Assessing the Effectiveness of Tramp Ant Projects to Reduce Impacts on Biodiversity

2013

Lori Lach, The University of Western Australia and Gary Barker, G.M. Barker and Research Associates
A report prepared for the Australian Government Department of Sustainability, Environment, Water, Population, and Communities, 14 January 2013

About the report

This review principally covers six tramp ant abatement projects funded in part by Caring for Our Country, namely the red imported fire ant (Solenopsis invicta) in southeast Queensland, electric ant (Wasmannia auropunctata) in northeast Queensland, yellow crazy ant (Anoplolepis gracilipes) in northeast Arnhem Land, Northern Territory and on Christmas Island, African big-headed ant (Pheidole megacephala) on Lord Howe Island, and Argentine ant (Linepithema humile) on Norfolk Island.

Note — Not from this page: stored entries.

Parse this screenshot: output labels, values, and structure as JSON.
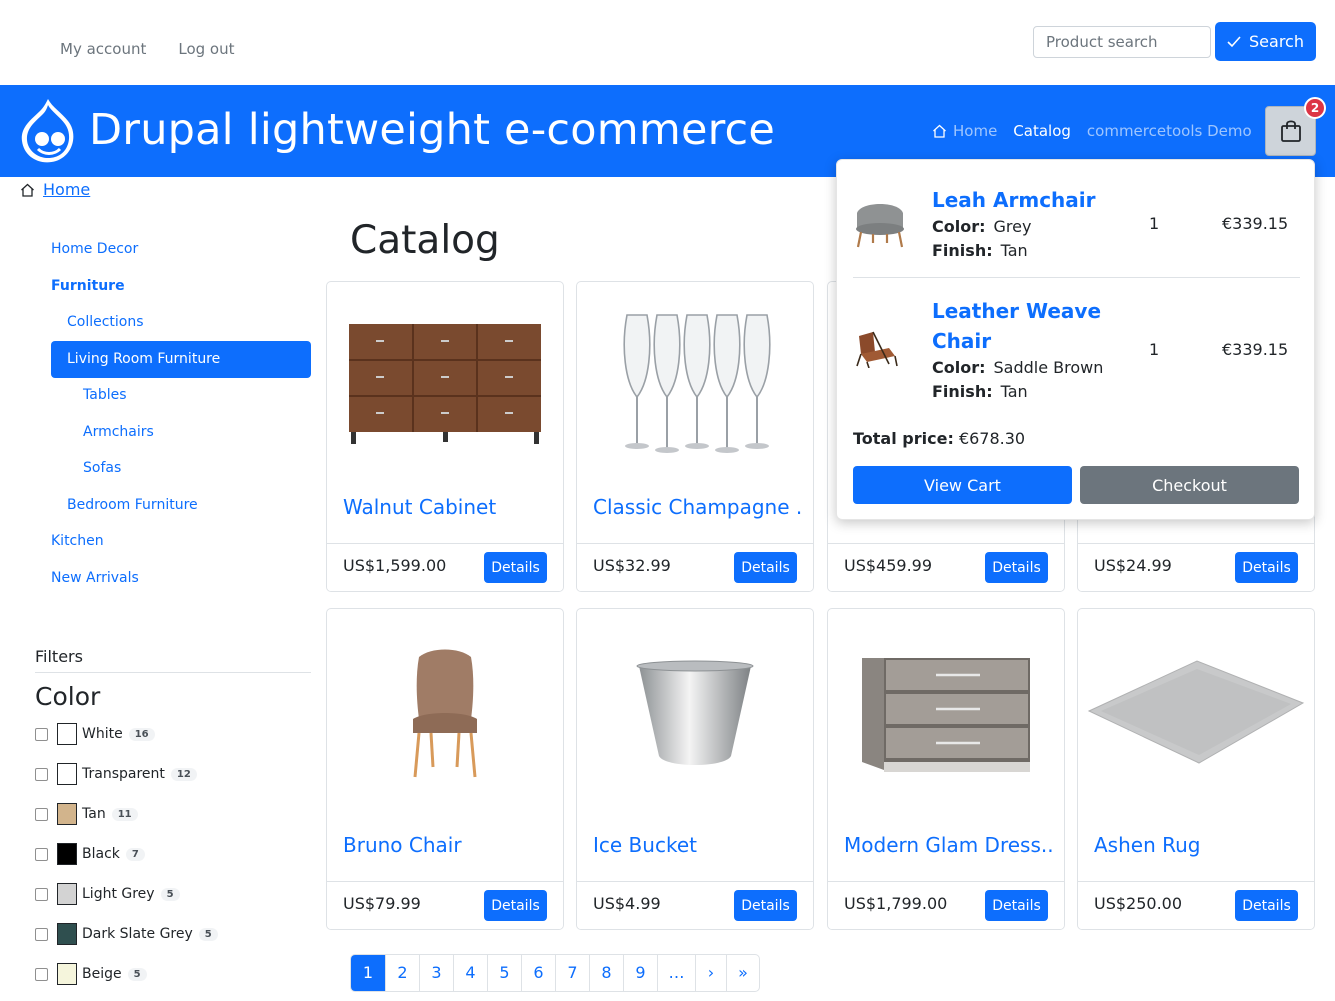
{
  "topnav": {
    "my_account": "My account",
    "logout": "Log out"
  },
  "search": {
    "placeholder": "Product search",
    "button": "Search"
  },
  "header": {
    "site_title": "Drupal lightweight e-commerce",
    "nav": {
      "home": "Home",
      "catalog": "Catalog",
      "demo": "commercetools Demo"
    },
    "cart_count": "2",
    "brand_color": "#0d6efd"
  },
  "breadcrumb": {
    "home": "Home"
  },
  "sidebar": {
    "categories": [
      {
        "label": "Home Decor"
      },
      {
        "label": "Furniture"
      },
      {
        "label": "Collections"
      },
      {
        "label": "Living Room Furniture"
      },
      {
        "label": "Tables"
      },
      {
        "label": "Armchairs"
      },
      {
        "label": "Sofas"
      },
      {
        "label": "Bedroom Furniture"
      },
      {
        "label": "Kitchen"
      },
      {
        "label": "New Arrivals"
      }
    ]
  },
  "filters": {
    "title": "Filters",
    "color_title": "Color",
    "options": [
      {
        "label": "White",
        "count": "16",
        "swatch": "#ffffff"
      },
      {
        "label": "Transparent",
        "count": "12",
        "swatch": "#ffffff"
      },
      {
        "label": "Tan",
        "count": "11",
        "swatch": "#d2b48c"
      },
      {
        "label": "Black",
        "count": "7",
        "swatch": "#000000"
      },
      {
        "label": "Light Grey",
        "count": "5",
        "swatch": "#d3d3d3"
      },
      {
        "label": "Dark Slate Grey",
        "count": "5",
        "swatch": "#2f4f4f"
      },
      {
        "label": "Beige",
        "count": "5",
        "swatch": "#f5f5dc"
      }
    ]
  },
  "catalog": {
    "title": "Catalog",
    "details_label": "Details",
    "products": [
      {
        "name": "Walnut Cabinet",
        "price": "US$1,599.00",
        "icon": "cabinet-image"
      },
      {
        "name": "Classic Champagne ...",
        "price": "US$32.99",
        "icon": "champagne-glasses-image"
      },
      {
        "name": "",
        "price": "US$459.99",
        "icon": ""
      },
      {
        "name": "",
        "price": "US$24.99",
        "icon": ""
      },
      {
        "name": "Bruno Chair",
        "price": "US$79.99",
        "icon": "chair-image"
      },
      {
        "name": "Ice Bucket",
        "price": "US$4.99",
        "icon": "ice-bucket-image"
      },
      {
        "name": "Modern Glam Dress...",
        "price": "US$1,799.00",
        "icon": "dresser-image"
      },
      {
        "name": "Ashen Rug",
        "price": "US$250.00",
        "icon": "rug-image"
      }
    ]
  },
  "pagination": [
    "1",
    "2",
    "3",
    "4",
    "5",
    "6",
    "7",
    "8",
    "9",
    "…",
    "›",
    "»"
  ],
  "cart_dropdown": {
    "items": [
      {
        "name": "Leah Armchair",
        "color_label": "Color:",
        "color": "Grey",
        "finish_label": "Finish:",
        "finish": "Tan",
        "qty": "1",
        "price": "€339.15"
      },
      {
        "name_line1": "Leather Weave",
        "name_line2": "Chair",
        "color_label": "Color:",
        "color": "Saddle Brown",
        "finish_label": "Finish:",
        "finish": "Tan",
        "qty": "1",
        "price": "€339.15"
      }
    ],
    "total_label": "Total price:",
    "total_value": "€678.30",
    "view_cart": "View Cart",
    "checkout": "Checkout"
  }
}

The review evaluates the management and control, impacts on biodiversity, and community engagement parts of these programs. In a concluding section we discuss where programs have been most effective in gaining biodiversity recovery, how this may be replicated across other tramp ants programs, and the degree to which the programs have been appropriate, effective, and efficient within their scope and area of attention to meet and contribute to reducing impacts on biodiversity, with particular emphasis on the programs' achievements, lessons learned, and overall legacy. This review also considers other infestations and other tramp ant species as potential candidates for abatement programs.